Ч. 3 Племянник

          
Племянник.


  …Шумная кавалькада гостей въехала в крепость к полудню. Слуги несли несколько открытых лёгких носилок с женщинами, которые прикрывая лица шёлком цветных накидок, жеманно стреляли глазами вокруг, оценивая настроение и обстановку ожидаемого празднества. В окружении конных, богато одетых воинов, прошли невольники, несущие пару тяжёлых крытых паланкинов, скрывающих внутри явно знатных вельмож. Следом проследовала большая группа конников поскромнее, но более подвижная и исполненная напускной вальяжности. Шумно заполнили двор у дворца. Дождь внезапно перестал моросить, вместо него словно в честь всей процессии над городом неожиданно прошёлся с шумом шквал ветра. Стража и охрана гостей расположилась у дворцовой стены, племянника же наместник принял на втором этаже, остальных угощали внизу.
       После первых приветствий и поклонов, усаживаясь грузно к маленькому столику на ковер, Юн, будто бы разглядывая сбоку на стене большой парадный портрет наместника, заговорил намеренно торжественно:
       - Пришло время поговорить о наших делах, дорогой дядюшка…
       - Ты это о чём? – насторожился Шуа-хан, ещё не понимая племянника.
       - Ваши надежды на связь со столицей не оправдываются. Сегодня надо признать, она не так сильна, как это думалось ещё пару лет назад. Смута охватила земли Великой степи, там шумят и объединяются кочевники. И нам самим стоит подумать о судьбе наших земель…, – Юн многозначительно сложил в замок пухлые руки на животе.
       - Глупый недоросль, ты самонадеянно носишь в пустой голове крамольные мысли, которые решил безнаказанно высказать мне…? – наместник негодующе чуть повысил голос.
       Слуга-кидань, прислуживающий за едой, налил в фарфоровые пиалы тёплый хмель и бесшумно вышел, при этом на каменном лице его не мелькнуло и тени интереса к разговору.
       - Ваше влияние в провинции ограничено, дядя. Это нужно признавать. Сейчас наступают другие времена, нам стоит прийти к единодушию и объединить наши с вами усилия, – Юн, бесцеремонно причмокивая, маленькими глотками принялся пить рисовый напиток.
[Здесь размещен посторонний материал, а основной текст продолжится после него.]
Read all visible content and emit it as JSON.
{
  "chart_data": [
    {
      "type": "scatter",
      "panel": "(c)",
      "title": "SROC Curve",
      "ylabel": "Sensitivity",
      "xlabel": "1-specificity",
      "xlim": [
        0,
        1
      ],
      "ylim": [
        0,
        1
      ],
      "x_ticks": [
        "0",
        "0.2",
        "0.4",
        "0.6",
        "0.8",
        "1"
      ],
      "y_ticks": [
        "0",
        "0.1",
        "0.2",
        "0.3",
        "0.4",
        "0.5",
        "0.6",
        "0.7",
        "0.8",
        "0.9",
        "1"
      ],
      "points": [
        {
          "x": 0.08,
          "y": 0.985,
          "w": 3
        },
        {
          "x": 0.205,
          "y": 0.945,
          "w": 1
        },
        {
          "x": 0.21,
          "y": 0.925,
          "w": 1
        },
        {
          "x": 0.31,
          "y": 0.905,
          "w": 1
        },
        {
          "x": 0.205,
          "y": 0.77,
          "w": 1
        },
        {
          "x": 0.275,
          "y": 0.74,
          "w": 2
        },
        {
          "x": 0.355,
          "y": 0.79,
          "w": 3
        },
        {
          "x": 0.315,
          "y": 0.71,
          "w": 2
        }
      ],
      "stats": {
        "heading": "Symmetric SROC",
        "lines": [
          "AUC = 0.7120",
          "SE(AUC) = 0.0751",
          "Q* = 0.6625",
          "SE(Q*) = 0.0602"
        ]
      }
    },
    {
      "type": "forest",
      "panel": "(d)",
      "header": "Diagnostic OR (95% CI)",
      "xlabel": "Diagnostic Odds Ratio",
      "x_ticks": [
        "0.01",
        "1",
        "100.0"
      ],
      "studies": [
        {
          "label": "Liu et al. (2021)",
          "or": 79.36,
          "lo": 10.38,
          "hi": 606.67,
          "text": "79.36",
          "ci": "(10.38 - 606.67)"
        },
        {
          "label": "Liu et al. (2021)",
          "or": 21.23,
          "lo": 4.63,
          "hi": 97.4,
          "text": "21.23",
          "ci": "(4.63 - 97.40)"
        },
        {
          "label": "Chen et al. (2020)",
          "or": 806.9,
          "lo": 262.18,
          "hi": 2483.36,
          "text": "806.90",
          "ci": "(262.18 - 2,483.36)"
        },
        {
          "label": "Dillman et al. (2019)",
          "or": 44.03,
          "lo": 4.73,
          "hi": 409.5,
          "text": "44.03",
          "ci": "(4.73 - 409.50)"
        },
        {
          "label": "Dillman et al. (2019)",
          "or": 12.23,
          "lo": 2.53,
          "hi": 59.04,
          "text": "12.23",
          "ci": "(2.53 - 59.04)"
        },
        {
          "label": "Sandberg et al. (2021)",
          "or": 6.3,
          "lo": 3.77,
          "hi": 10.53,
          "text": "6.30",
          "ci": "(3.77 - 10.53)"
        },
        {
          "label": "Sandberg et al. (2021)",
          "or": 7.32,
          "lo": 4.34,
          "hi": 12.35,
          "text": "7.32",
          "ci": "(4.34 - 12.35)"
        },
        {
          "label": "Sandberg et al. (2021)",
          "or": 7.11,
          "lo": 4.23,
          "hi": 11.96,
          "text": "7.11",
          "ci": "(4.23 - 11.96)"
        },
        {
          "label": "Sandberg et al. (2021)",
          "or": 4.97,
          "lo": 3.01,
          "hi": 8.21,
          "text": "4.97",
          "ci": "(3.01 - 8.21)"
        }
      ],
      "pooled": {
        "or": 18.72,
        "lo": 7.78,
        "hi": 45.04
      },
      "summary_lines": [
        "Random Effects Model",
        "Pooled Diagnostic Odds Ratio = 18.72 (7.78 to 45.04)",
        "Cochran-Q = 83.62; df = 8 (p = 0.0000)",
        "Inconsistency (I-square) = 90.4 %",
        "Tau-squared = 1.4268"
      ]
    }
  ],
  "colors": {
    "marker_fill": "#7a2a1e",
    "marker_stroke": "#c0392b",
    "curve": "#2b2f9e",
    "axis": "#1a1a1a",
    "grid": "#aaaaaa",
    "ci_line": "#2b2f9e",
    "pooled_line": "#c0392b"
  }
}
       - Я тебе всегда об этом и говорю, – назидательно чётко и отрывисто произносит Шуа-хан. – Только понимание единодушия у нас с тобой разное. Ты метишь к великому самовластию, я же лишь наместник истинного правителя. Я положил жизнь в укрепление окраины, ты же рвёшься отломить её и обескровить. Мы по-разному видим мир…
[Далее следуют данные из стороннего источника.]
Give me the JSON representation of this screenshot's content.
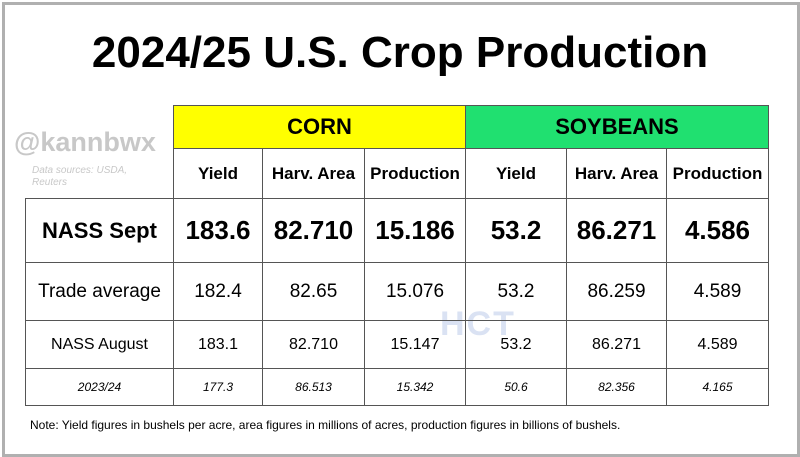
{
  "title": "2024/25 U.S. Crop Production",
  "watermark": "@kannbwx",
  "sources": "Data sources: USDA, Reuters",
  "logo": "HCT",
  "table": {
    "groups": [
      "CORN",
      "SOYBEANS"
    ],
    "columns": [
      "Yield",
      "Harv. Area",
      "Production",
      "Yield",
      "Harv. Area",
      "Production"
    ],
    "rows": [
      [
        "NASS Sept",
        "183.6",
        "82.710",
        "15.186",
        "53.2",
        "86.271",
        "4.586"
      ],
      [
        "Trade average",
        "182.4",
        "82.65",
        "15.076",
        "53.2",
        "86.259",
        "4.589"
      ],
      [
        "NASS August",
        "183.1",
        "82.710",
        "15.147",
        "53.2",
        "86.271",
        "4.589"
      ],
      [
        "2023/24",
        "177.3",
        "86.513",
        "15.342",
        "50.6",
        "82.356",
        "4.165"
      ]
    ]
  },
  "note": "Note: Yield figures in bushels per acre, area figures in millions of acres, production figures in billions of bushels."
}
       - Тот мир, который видите вы, давно рушится и вот-вот развалится вовсе. И вы прекрасно понимаете это, только боитесь сознаться в бессилии. Я понимаю, в немощи трудно признаваться, любезный мой дядюшка. Но мне не хочется погибать под обломками вашего мира, и потому буду создавать свой…, – Юн быстро хмелел и был хвастлив и неприятен.
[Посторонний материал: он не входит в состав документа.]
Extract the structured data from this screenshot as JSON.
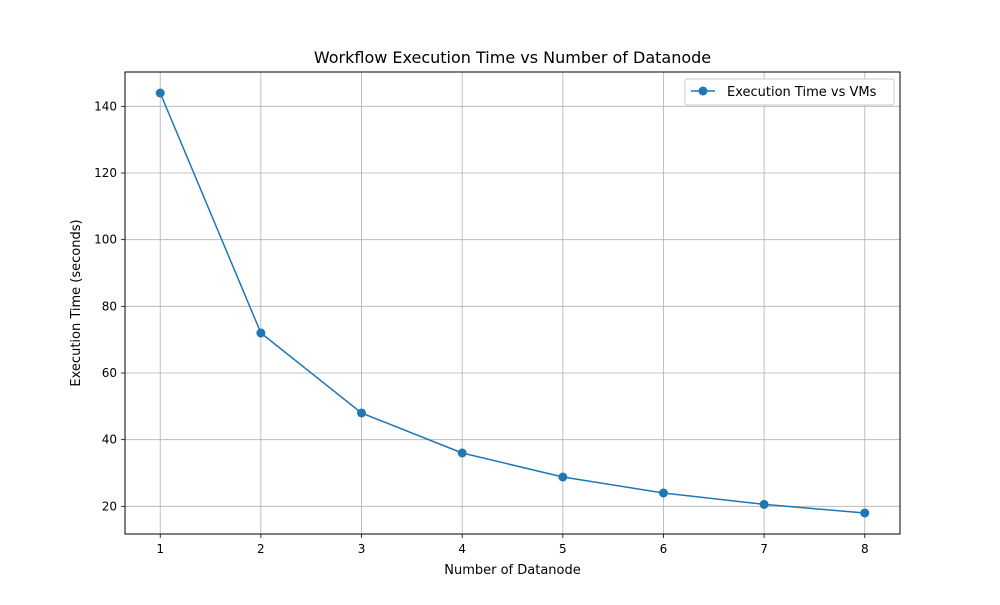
{
  "chart_data": {
    "type": "line",
    "title": "Workflow Execution Time vs Number of Datanode",
    "xlabel": "Number of Datanode",
    "ylabel": "Execution Time (seconds)",
    "x": [
      1,
      2,
      3,
      4,
      5,
      6,
      7,
      8
    ],
    "series": [
      {
        "name": "Execution Time vs VMs",
        "values": [
          144,
          72,
          48,
          36,
          28.8,
          24,
          20.57,
          18
        ],
        "color": "#1f77b4",
        "marker": "circle"
      }
    ],
    "xticks": [
      1,
      2,
      3,
      4,
      5,
      6,
      7,
      8
    ],
    "yticks": [
      20,
      40,
      60,
      80,
      100,
      120,
      140
    ],
    "xlim": [
      0.65,
      8.35
    ],
    "ylim": [
      11.7,
      150.3
    ],
    "grid": true,
    "legend_position": "top-right"
  }
}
       Вновь появился слуга с блюдом из двух больших рыбьих голов в горке, ещё дымящегося паром, варёного риса.
       - Прекрати беспрестанно называть меня дядей, – злится Шуа-хан на племянника и резким движением руки отсылает раба прочь, после того как тот ставит блюдо на столик.
       Затем успокаивается и, отхлебнув пару глотков из пиалы, пытается выяснить истоки самоуверенности племянника:
       - Ты намерен противостоять империи с отрядом своей раболепствующей гвардии с парой бездарных сотников во главе…?
       - Вы, как и двадцать лет назад, видите во мне сопливого дурачка. Ха-ха…, время нещадно работает над всем. У вас оно отбирает силу и власть, а мне оно пока ещё даёт способность понимать связь вещей в людских помыслах, да ещё, пожалуй, оно не жалело для меня мужской силы и способности владеть жёнами…, – Юн горделиво задирает нос и расплывается в самодовольной улыбке.
       - Я наслышан о твоих подвигах в утехах и сладострастии, – укоризненно замечает наместник, легко постукивая деревянными косточками суан-пана; эта небольшая счётная доска всегда почему-то подворачивалась под руку, когда Шуа-хан нервничал. – И этой славой ты собираешься объединить вокруг себя воинов твоего нового мира…?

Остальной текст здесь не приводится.